Im abschließenden 9. Kapitel wird die Grundthese auf „aktuelle Tendenzen“ säkularer westlicher Gesellschaften angewandt. Unter Aufbietung der avanciertesten Gesellschaftstheorien, besonders das monumentale Werk von Charles Taylor „Ein säkulares Zeitalter“ (2009) wird herangezogen, versucht Post zu zeigen, dass die Melange aus dumpfer Renitenz, passiver Verweigerung und manischer Hektik, die wie oben beschrieben den acidiösen Mönch in seiner Zelle kennzeichnet, auch das „unglückliche Bewusstsein des modernen Individuums ausmacht. Es sitzt in der „ökonomistisch erzeugten Individualisierungsfalle“ wie in einer Mönchszelle. So macht
Acedia „sichtbar, was vom Versprechen der Moderne … nicht eingelöst worden ist“ (163). Das ist zwar keine Lösung, aber wenigstens ein Diagnose-Raster.

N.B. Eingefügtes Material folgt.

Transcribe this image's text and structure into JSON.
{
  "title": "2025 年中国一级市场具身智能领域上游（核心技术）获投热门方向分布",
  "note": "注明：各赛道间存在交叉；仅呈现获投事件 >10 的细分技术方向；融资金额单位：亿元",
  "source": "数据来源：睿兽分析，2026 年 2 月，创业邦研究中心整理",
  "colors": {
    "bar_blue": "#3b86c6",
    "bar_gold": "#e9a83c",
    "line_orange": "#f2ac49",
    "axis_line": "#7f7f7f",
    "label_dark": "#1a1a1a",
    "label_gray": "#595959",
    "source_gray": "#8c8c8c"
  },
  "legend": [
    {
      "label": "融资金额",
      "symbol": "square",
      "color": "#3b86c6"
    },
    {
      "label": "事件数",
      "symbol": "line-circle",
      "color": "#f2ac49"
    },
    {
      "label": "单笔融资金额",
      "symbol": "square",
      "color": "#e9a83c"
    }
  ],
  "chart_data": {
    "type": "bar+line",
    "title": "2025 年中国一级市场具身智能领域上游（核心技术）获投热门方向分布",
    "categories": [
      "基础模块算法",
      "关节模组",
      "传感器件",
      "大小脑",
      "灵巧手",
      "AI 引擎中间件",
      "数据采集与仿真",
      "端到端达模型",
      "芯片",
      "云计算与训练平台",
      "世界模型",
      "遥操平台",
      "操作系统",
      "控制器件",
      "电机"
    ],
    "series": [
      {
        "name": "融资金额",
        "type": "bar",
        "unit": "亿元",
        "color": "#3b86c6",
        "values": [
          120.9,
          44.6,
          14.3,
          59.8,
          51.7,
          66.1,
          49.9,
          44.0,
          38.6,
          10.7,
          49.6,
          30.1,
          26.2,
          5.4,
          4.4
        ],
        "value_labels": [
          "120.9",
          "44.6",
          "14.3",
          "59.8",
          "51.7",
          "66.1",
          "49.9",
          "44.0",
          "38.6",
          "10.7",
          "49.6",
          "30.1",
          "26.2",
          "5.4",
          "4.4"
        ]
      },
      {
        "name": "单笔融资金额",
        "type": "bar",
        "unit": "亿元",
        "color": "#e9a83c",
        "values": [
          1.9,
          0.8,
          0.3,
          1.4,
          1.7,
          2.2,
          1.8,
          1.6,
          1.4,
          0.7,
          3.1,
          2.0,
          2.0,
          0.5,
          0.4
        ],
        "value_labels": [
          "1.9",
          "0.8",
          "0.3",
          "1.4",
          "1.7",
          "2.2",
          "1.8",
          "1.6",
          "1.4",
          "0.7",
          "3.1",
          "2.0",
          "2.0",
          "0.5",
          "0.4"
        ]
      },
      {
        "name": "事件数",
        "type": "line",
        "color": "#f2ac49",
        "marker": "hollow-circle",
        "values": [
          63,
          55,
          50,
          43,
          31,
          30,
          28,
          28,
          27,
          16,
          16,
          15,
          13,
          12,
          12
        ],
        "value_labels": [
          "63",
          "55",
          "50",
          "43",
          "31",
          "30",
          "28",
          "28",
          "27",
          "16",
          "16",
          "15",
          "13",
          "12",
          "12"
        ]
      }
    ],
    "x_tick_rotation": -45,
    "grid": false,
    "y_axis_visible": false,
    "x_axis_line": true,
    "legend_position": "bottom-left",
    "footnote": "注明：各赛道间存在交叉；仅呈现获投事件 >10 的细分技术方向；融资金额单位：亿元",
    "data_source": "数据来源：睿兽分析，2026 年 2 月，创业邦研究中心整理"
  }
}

Auch wenn man nicht alle angeführten Theoreme nachvollziehen, ja beim ersten Lesen gar nicht verstehen kann, ist es dennoch frappierend, wie viel man über unsere heutige Zeit, die moderne Gesellschaft und sein individuelles Leben in ihnen lernen kann bei der Beschäftigung mit einer Versuchung von Mönchen in der Wüste, über die ein Kirchenvater im 4. Jahrhundert erstmals reflektiert hat. Um mit einem anderen Kirchenvater zu sprechen: Nimm und lies!